Essa resposta que a cantora deu virou título e refrão da primeira faixa do novo disco, que Emicida fez como uma provocação - escreveu a letra com auxílio de Alaíde e enviou ao tropicalista para musicá-la.
Não é a única canção com temas relativos à biografia da cantora no disco. "Bilhetinho", com letra de Emicida e Luz Ribeiro e melodia de Rubel, surgiu de histórias contadas por Alaíde dos tempos de paquera na adolescência. "Meus Sapatos", outra com letra do rapper, e melodia de Gilson Peranzzetta, remete ao disco anterior e a São Paulo, cidade que ela mora, entre idas e vindas do Rio, desde os anos 1960.
A outra parte do repertório não trata de maneira literal da vida da artista, mas foi feito para ela.
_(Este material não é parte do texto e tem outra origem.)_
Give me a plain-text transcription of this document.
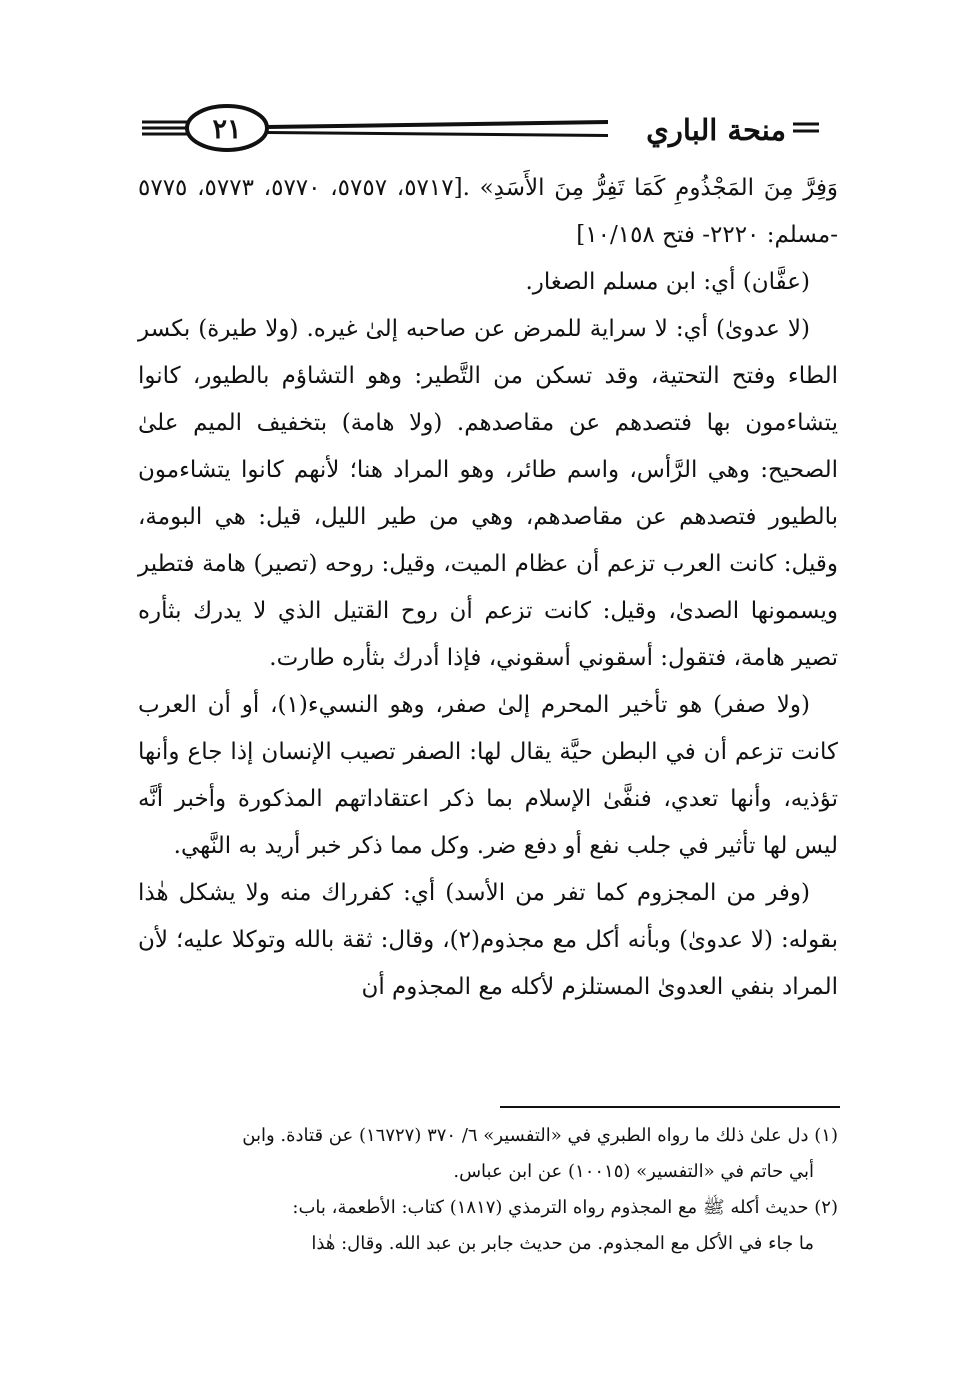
٢١	منحة الباري

وَفِرَّ مِنَ المَجْذُومِ كَمَا تَفِرُّ مِنَ الأَسَدِ» .[٥٧١٧، ٥٧٥٧، ٥٧٧٠، ٥٧٧٣، ٥٧٧٥ -مسلم: ٢٢٢٠- فتح ١٠/١٥٨]

(عفَّان) أي: ابن مسلم الصغار.

(لا عدوىٰ) أي: لا سراية للمرض عن صاحبه إلىٰ غيره. (ولا طيرة) بكسر الطاء وفتح التحتية، وقد تسكن من التَّطير: وهو التشاؤم بالطيور، كانوا يتشاءمون بها فتصدهم عن مقاصدهم. (ولا هامة) بتخفيف الميم علىٰ الصحيح: وهي الرَّأس، واسم طائر، وهو المراد هنا؛ لأنهم كانوا يتشاءمون بالطيور فتصدهم عن مقاصدهم، وهي من طير الليل، قيل: هي البومة، وقيل: كانت العرب تزعم أن عظام الميت، وقيل: روحه (تصير) هامة فتطير ويسمونها الصدىٰ، وقيل: كانت تزعم أن روح القتيل الذي لا يدرك بثأره تصير هامة، فتقول: أسقوني أسقوني، فإذا أدرك بثأره طارت.

(ولا صفر) هو تأخير المحرم إلىٰ صفر، وهو النسيء(١)، أو أن العرب كانت تزعم أن في البطن حيَّة يقال لها: الصفر تصيب الإنسان إذا جاع وأنها تؤذيه، وأنها تعدي، فنفَّىٰ الإسلام بما ذكر اعتقاداتهم المذكورة وأخبر أنَّه ليس لها تأثير في جلب نفع أو دفع ضر. وكل مما ذكر خبر أريد به النَّهي.

(وفر من المجزوم كما تفر من الأسد) أي: كفرراك منه ولا يشكل هٰذا بقوله: (لا عدوىٰ) وبأنه أكل مع مجذوم(٢)، وقال: ثقة بالله وتوكلا عليه؛ لأن المراد بنفي العدوىٰ المستلزم لأكله مع المجذوم أن

(١) دل علىٰ ذلك ما رواه الطبري في «التفسير» ٦/ ٣٧٠ (١٦٧٢٧) عن قتادة. وابن

أبي حاتم في «التفسير» (١٠٠١٥) عن ابن عباس.

(٢) حديث أكله ﷺ مع المجذوم رواه الترمذي (١٨١٧) كتاب: الأطعمة، باب:

ما جاء في الأكل مع المجذوم. من حديث جابر بن عبد الله. وقال: هٰذا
Em "Suave Embarcação", na qual canta com a amiga de décadas Claudette Soares, Alaíde enviou uma melodia criada no piano para Nando Reis, que fez a letra. É a segunda colaboração da dupla.
Assim como no antecessor, "E o Tempo..." tem produção do trio Emicida, Marcus Preto e Pupillo, ex-baterista do Nação Zumbi que também assume as baquetas nos trabalhos de Alaíde. Eles trabalharam com o mesmo time de músicos, que inclui Fábio Sá no contrabaixo acústico, Léo Mendes no violão de sete cordas e arranjos de sopro de Henrique Albino e Antonio Neves.